Vengeance starts with the massacre of a family. The father of the matriarch of the decimated family arrives from Paris and promises his dying daughter that he would avenge the act.
He employs three local hitmen in his quest to find out person behind the act in a place completely alien to him. One thing leads to another, and overcoming a brief period when he loses his memory, which later returns partially, he finds out who the mastermind was, and in short violence ensues.
“We have many films, of all categories, with violence at its core, but Vengeance becomes such a unintentionally comic and tedious journey for the viewer that even many of typical Bollywood revenge blockbusters would make a much better viewing. And Charles Bronson’s Deathwish could be almost a masterpiece in comparison to this one. It is hard to believe that this is a film from a director whose immediate past film is Sparrow, which made action such a pleasurable thing to watch.” – Utpal Borpujari, DearCinema.com

THE BEST

Aishwarya Rai Bachchan , whom many consider the most beautiful woman in Cinema, completely stole Cannes this year, with her strapless white gown.

Somehow Asia Argento pulls off this look (which reminds me of my grandmother’s sofa).
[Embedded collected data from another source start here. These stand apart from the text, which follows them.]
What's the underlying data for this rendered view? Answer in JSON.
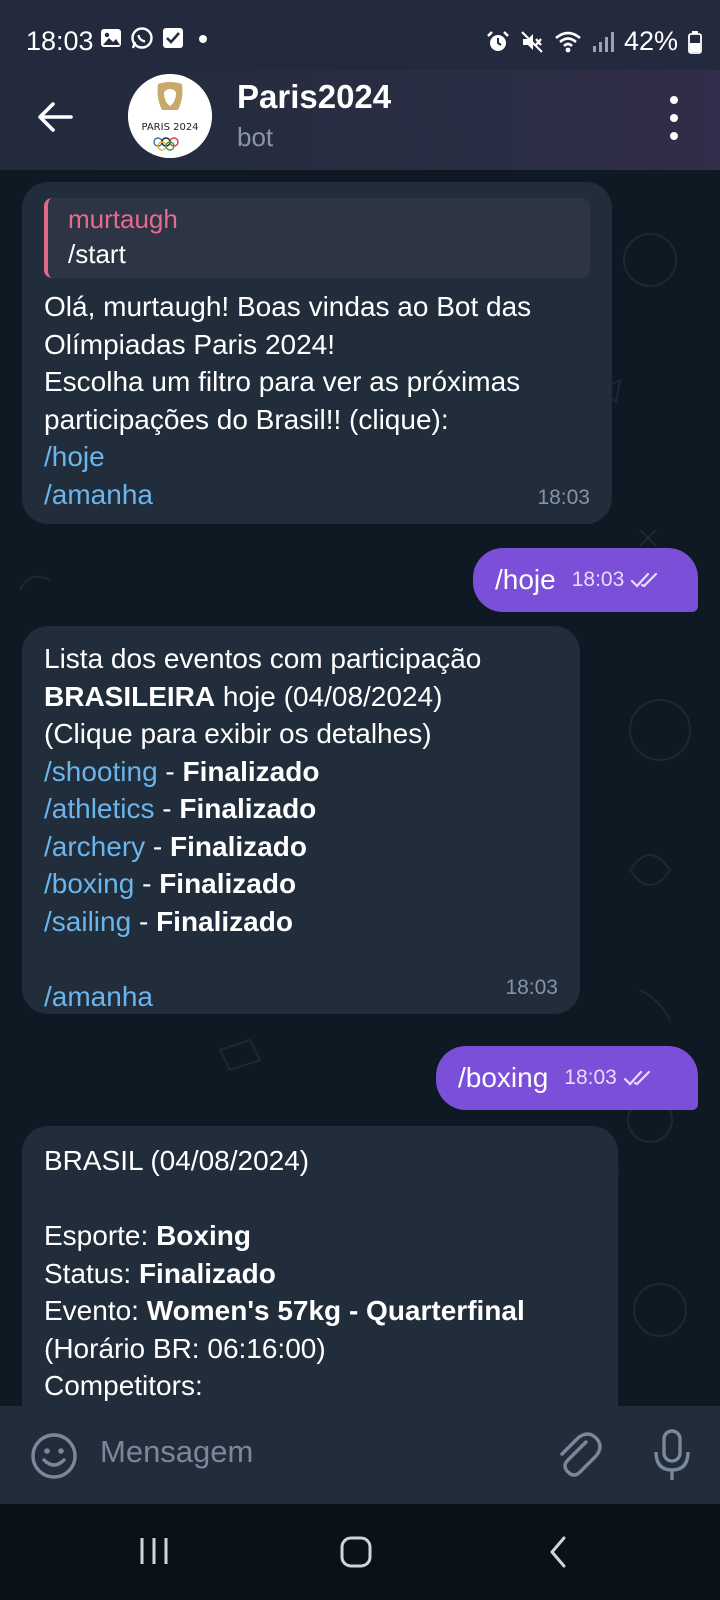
{
  "status_bar": {
    "time": "18:03",
    "battery": "42%"
  },
  "header": {
    "title": "Paris2024",
    "subtitle": "bot",
    "avatar_text": "PARIS 2024"
  },
  "messages": {
    "m1": {
      "reply_name": "murtaugh",
      "reply_text": "/start",
      "line1": "Olá, murtaugh! Boas vindas ao Bot das",
      "line2": "Olímpiadas Paris 2024!",
      "line3": "Escolha um filtro para ver as próximas",
      "line4": "participações do Brasil!! (clique):",
      "cmd1": "/hoje",
      "cmd2": "/amanha",
      "time": "18:03"
    },
    "m2": {
      "text": "/hoje",
      "time": "18:03"
    },
    "m3": {
      "line1": "Lista dos eventos com participação",
      "line2_bold": "BRASILEIRA",
      "line2_rest": " hoje (04/08/2024)",
      "line3": "(Clique para exibir os detalhes)",
      "events": [
        {
          "cmd": "/shooting",
          "sep": " - ",
          "status": "Finalizado"
        },
        {
          "cmd": "/athletics",
          "sep": " - ",
          "status": "Finalizado"
        },
        {
          "cmd": "/archery",
          "sep": " - ",
          "status": "Finalizado"
        },
        {
          "cmd": "/boxing",
          "sep": " - ",
          "status": "Finalizado"
        },
        {
          "cmd": "/sailing",
          "sep": " - ",
          "status": "Finalizado"
        }
      ],
      "cmd_tomorrow": "/amanha",
      "time": "18:03"
    },
    "m4": {
      "text": "/boxing",
      "time": "18:03"
    },
    "m5": {
      "line1": "BRASIL (04/08/2024)",
      "sport_label": "Esporte: ",
      "sport_value": "Boxing",
      "status_label": "Status: ",
      "status_value": "Finalizado",
      "event_label": "Evento: ",
      "event_value": "Women's 57kg - Quarterfinal",
      "schedule": "(Horário BR: 06:16:00)",
      "competitors": "Competitors:"
    }
  },
  "composer": {
    "placeholder": "Mensagem"
  },
  "colors": {
    "header_bg": "#232a3d",
    "chat_bg": "#0f1923",
    "incoming_bubble": "#212d3b",
    "outgoing_bubble": "#7b4fd8",
    "link": "#6bb4ec",
    "reply_name": "#e66b8f"
  },
  "icons": {
    "status_left": [
      "image-icon",
      "whatsapp-icon",
      "checkbox-icon",
      "dot-icon"
    ],
    "status_right": [
      "alarm-icon",
      "mute-icon",
      "wifi-icon",
      "signal-icon",
      "battery-icon"
    ],
    "header": [
      "back-arrow-icon",
      "more-vertical-icon"
    ],
    "composer": [
      "emoji-icon",
      "attach-icon",
      "mic-icon"
    ],
    "nav": [
      "recents-icon",
      "home-icon",
      "back-icon"
    ]
  }
}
Don’t know how she did it, but wow!

And just in case you didn’t think she was beautiful before, here is some more Aishwarya Rai Bachchan.
THE WORST

We can’t tell if this is Elizabeth Banks’ dress or someone merely wrapped her in ribbon.
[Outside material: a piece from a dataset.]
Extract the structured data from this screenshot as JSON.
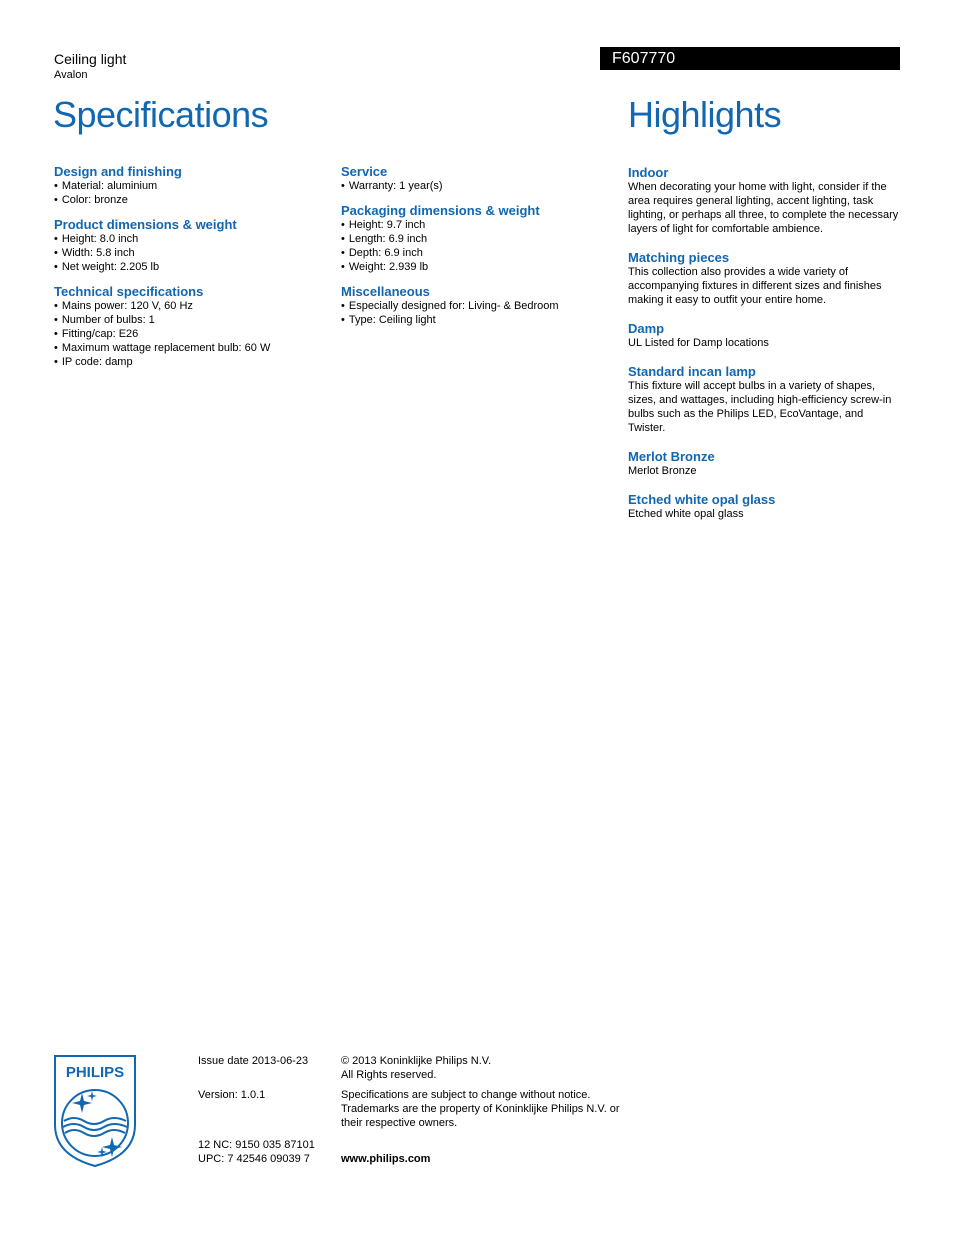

I mean, I guess being feminine isn’t important to everyone. A “suit dress” takes that to a whole new level though.

Robin Wright Penn trying to show everyone that dressing up in your bedsheets from the 80’s is OK if you are a jury member.

THE BEST
Martin Scorsese’s presentation of the Technicolor classic, The Red Shoes.

According to indieWIRE.com, Japanese director Hirokazu Kore-eda is distributing blow up press kits to promote his latest flick, Air Doll, about a man in a long-term relationship with a blowup doll. I mean the awesomeness of any blowup doll cinema cannot be ignored.

Director Lee Daniels introduced the film Precious, alongside stars Paula Patton, Mariah Carey, Lenny Kravitz and Gabbie Sidibe, who plays the title role, a 16-year-old girl struggling with abuse. Daniels, visibly exhausted, still charmed the crowd: “Je suis fatigué [I'm very tired]. I’ve had too much champagne, so I’m not able to give the speech I spent three weeks preparing…” This film and the story if its making are an amazing testament to the fact the cinema continues to be art.
THE WORST

According to TMZ.com, Robert Deniro was spotted jet skiing in Cannes with “his moobies in full bloom.”
It really just makes us sad because one of our favorite actors is getting old.

From RiskyBizBlog on Twitter, “Tilda Swinton on Cannes red carpet, w/hair that’s half buzz-cut, half Zack from Saved by the Bell.” That’s right, she made two of our worst lists for this appearance.

Angelina Jolie and Brad Pitt are reportedly fighting over whether to make an appearance on the red carpet at Cannes. Sources say Pitt wants Jolie by his side while he promotes his new movie ‘Inglorious Bastards,’ but the actress is refusing to go. We are really hyped about this movie, and hate the fact the Angelina is being such a spoiled …. Well you know.
“Angelina does not want to go. Brad told her if she does not go to Cannes it will cause him huge problems and will outshine the promo for his new Quentin Tarantino film,” says an insider.